How Does Antitrust Law Treat Network Effects?

The theories described as network effects are relatively new, and therefore there is nothing that comes even close to “black letter law” in how judges are to treat them. The theories began developing in the 1970s and economists made great strides in developing network effect theories in the 1990s. The discussion among economists today largely revolves around the degree to which network effects impact competition.
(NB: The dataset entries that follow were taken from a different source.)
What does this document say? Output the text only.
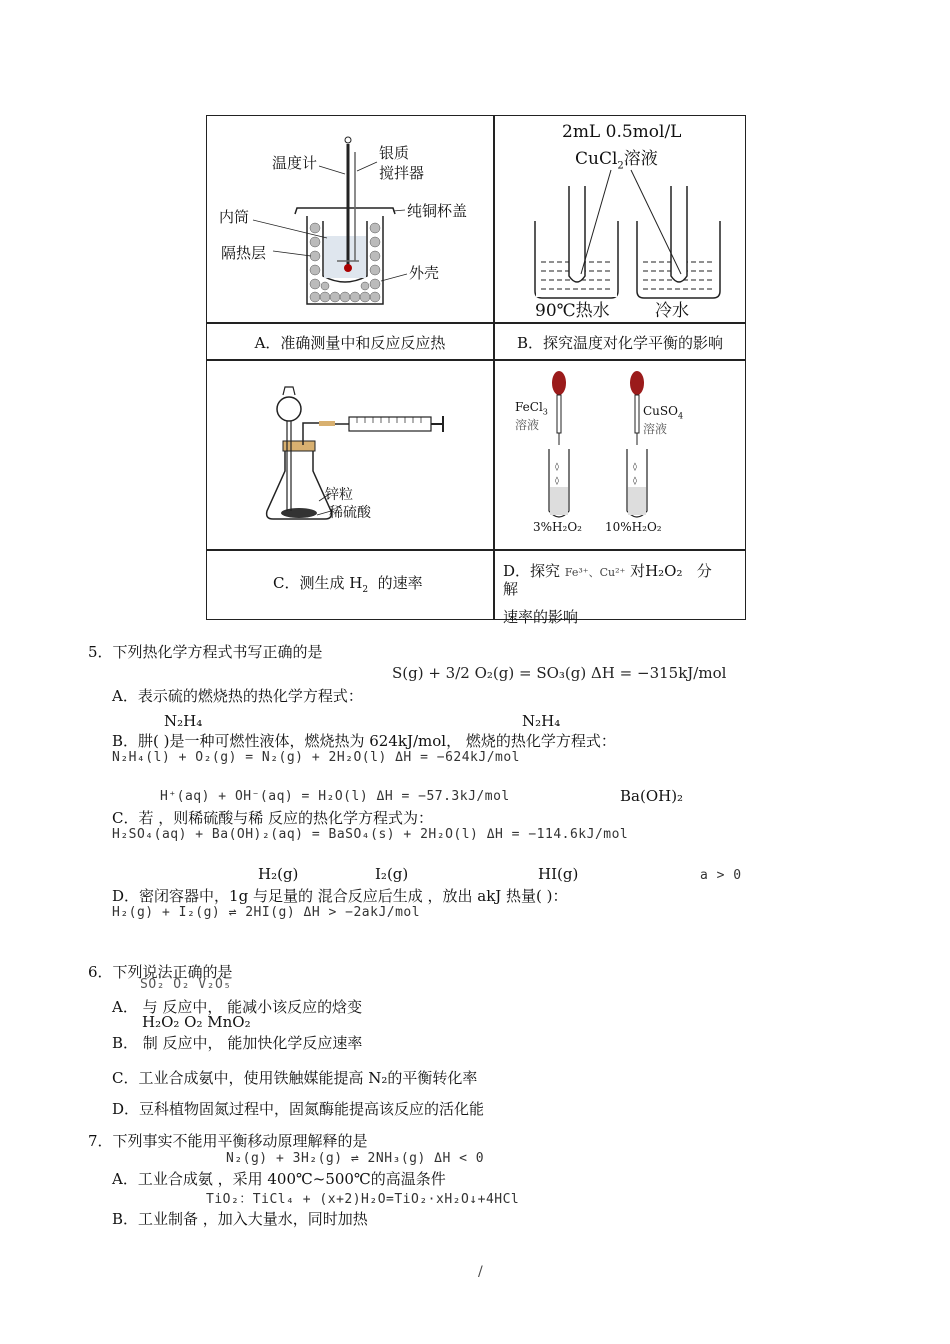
温度计
银质
搅拌器
内筒	纯铜杯盖
隔热层
外壳
2mL 0.5mol/L
CuCl$_2$溶液
90℃热水	冷水
A．准确测量中和反应反应热	B．探究温度对化学平衡的影响
锌粒
稀硫酸
◊
◊
◊
◊
FeCl$_3$
溶液
CuSO$_4$
溶液
3%H₂O₂ 10%H₂O₂
C．测生成 $H_2$ 的速率
D．探究 Fe³⁺、Cu²⁺ 对H₂O₂ 分
解
速率的影响
5．下列热化学方程式书写正确的是
S(g) + 3/2 O₂(g) = SO₃(g) ΔH = −315kJ/mol
A．表示硫的燃烧热的热化学方程式：
N₂H₄	N₂H₄
B．肼( )是一种可燃性液体，燃烧热为 624kJ/mol， 燃烧的热化学方程式：
N₂H₄(l) + O₂(g) = N₂(g) + 2H₂O(l) ΔH = −624kJ/mol
H⁺(aq) + OH⁻(aq) = H₂O(l) ΔH = −57.3kJ/mol	Ba(OH)₂
C．若 ，则稀硫酸与稀 反应的热化学方程式为：
H₂SO₄(aq) + Ba(OH)₂(aq) = BaSO₄(s) + 2H₂O(l) ΔH = −114.6kJ/mol
H₂(g)	I₂(g)	HI(g)	a > 0
D．密闭容器中，1g 与足量的 混合反应后生成 ，放出 akJ 热量( )：
H₂(g) + I₂(g) ⇌ 2HI(g) ΔH > −2akJ/mol
6．下列说法正确的是
SO₂ O₂ V₂O₅
A． 与 反应中， 能减小该反应的焓变
H₂O₂ O₂ MnO₂
B． 制 反应中， 能加快化学反应速率
C．工业合成氨中，使用铁触媒能提高 N₂的平衡转化率
D．豆科植物固氮过程中，固氮酶能提高该反应的活化能
7．下列事实不能用平衡移动原理解释的是
N₂(g) + 3H₂(g) ⇌ 2NH₃(g) ΔH < 0
A．工业合成氨 ，采用 400℃~500℃的高温条件
TiO₂：TiCl₄ + (x+2)H₂O=TiO₂·xH₂O↓+4HCl
B．工业制备 ，加入大量水，同时加热
/
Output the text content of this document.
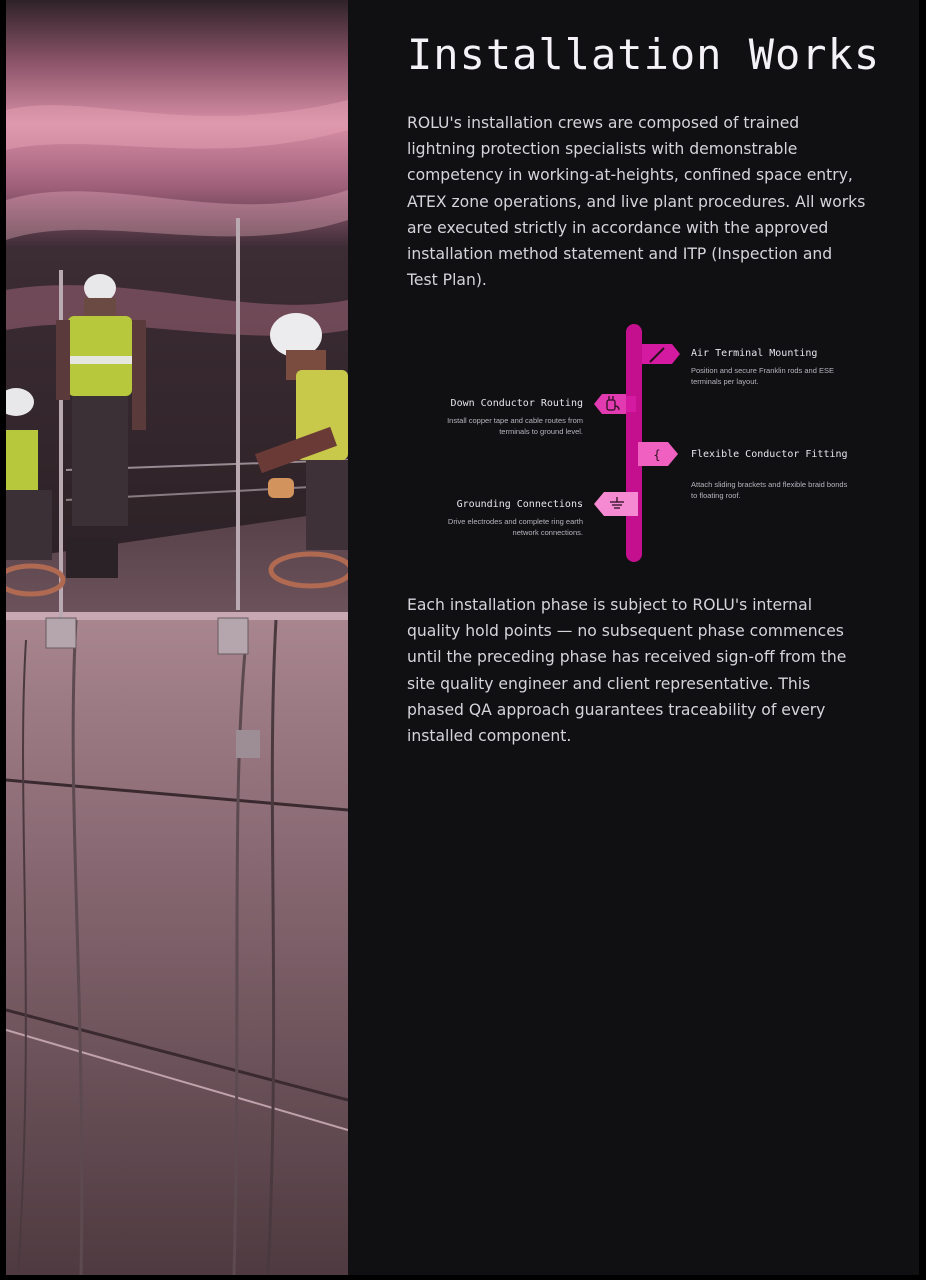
Installation Works

ROLU's installation crews are composed of trained lightning protection specialists with demonstrable competency in working-at-heights, confined space entry, ATEX zone operations, and live plant procedures. All works are executed strictly in accordance with the approved installation method statement and ITP (Inspection and Test Plan).

{
Air Terminal Mounting
Position and secure Franklin rods and ESE terminals per layout.
Down Conductor Routing
Install copper tape and cable routes from terminals to ground level.
Flexible Conductor Fitting
Attach sliding brackets and flexible braid bonds to floating roof.
Grounding Connections
Drive electrodes and complete ring earth network connections.

Each installation phase is subject to ROLU's internal quality hold points — no subsequent phase commences until the preceding phase has received sign-off from the site quality engineer and client representative. This phased QA approach guarantees traceability of every installed component.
Indeed, a forthcoming paper by economists David Evans and Richard Schmalensee uses a number of counterexamples to make the argument that network effects, from platforms to formats to “big data,” do not make established companies immune to competition nor present an insurmountable barrier to new competition.

Competition

Some, if not all of society’s most useful innovations are the byproduct of competition. In fact, although it may sound counterintuitive, innovation often flourishes when an incumbent is threatened by a new entrant because the threat of losing users to the competition drives product improvement. The Internet and the products and companies it has enabled are no exception; companies need to constantly stay on their toes, as the next startup is ready to knock them down with a better product.